It is well established that the aging heart progressively remodels towards a senescent phenotype, but alterations of cellular microstructure and their differences to chronic heart failure (HF) associated remodeling remain ill-defined. Here, we show that the transverse tubular system (t-system) and proteins underlying excitation-contraction coupling in cardiomyocytes are characteristically remodeled with age. We shed light on mechanisms of this remodeling and identified similarities and differences to chronic HF. Using left ventricular myocardium from donors and HF patients with ages between 19 and 75 years, we established a library of 3D reconstructions of the t-system as well as ryanodine receptor (RyR) and junctophilin 2 (JPH2) clusters. Aging was characterized by t-system alterations and sarcolemmal dissociation of RyR clusters. This remodeling was less pronounced than in HF and accompanied by major alterations of JPH2 arrangement. Our study indicates that targeting sarcolemmal association of JPH2 might ameliorate age-associated deficiencies of heart function.
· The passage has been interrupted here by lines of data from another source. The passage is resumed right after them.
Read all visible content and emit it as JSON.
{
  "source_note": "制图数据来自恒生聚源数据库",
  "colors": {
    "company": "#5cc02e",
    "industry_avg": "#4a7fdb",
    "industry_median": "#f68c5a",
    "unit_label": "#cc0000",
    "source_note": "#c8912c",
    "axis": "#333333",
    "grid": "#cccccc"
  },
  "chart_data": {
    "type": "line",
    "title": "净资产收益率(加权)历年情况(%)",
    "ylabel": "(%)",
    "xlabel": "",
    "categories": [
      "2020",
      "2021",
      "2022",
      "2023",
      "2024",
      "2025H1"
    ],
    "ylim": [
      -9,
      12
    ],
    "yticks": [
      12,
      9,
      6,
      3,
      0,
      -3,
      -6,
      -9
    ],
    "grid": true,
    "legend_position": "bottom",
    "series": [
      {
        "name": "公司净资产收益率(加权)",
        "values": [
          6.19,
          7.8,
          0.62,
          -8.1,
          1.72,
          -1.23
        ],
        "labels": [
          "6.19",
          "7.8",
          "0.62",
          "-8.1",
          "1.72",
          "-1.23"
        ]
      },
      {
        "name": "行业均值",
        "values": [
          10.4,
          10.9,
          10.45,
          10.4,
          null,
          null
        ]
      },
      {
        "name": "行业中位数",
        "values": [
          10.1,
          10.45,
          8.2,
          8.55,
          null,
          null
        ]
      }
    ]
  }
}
众所周知，老化的心脏会逐渐向衰老表型重塑，但细胞微观结构的改变及其与慢性心力衰竭 (HF) 相关重塑的差异仍然不明确。在这里，我们显示横管系统（t-系统）和心肌细胞中激发-收缩耦合基础的蛋白质随着年龄的增长而特征性地重塑。我们阐明了这种重塑的机制，并确定了与慢性 HF 的异同。我们使用年龄在 19 至 75 岁之间的捐赠者和 HF 患者的左心室心肌，建立了 t 系统以及兰尼碱受体 (RyR) 和亲核蛋白 2 (JPH2) 簇的 3D 重建库。衰老的特点是 t 系统改变和 RyR 簇的肌膜分离。这种重塑不如HF明显，并伴有JPH2排列的重大改变。我们的研究表明，靶向 JPH2 的肌膜关联可能会改善与年龄相关的心脏功能缺陷。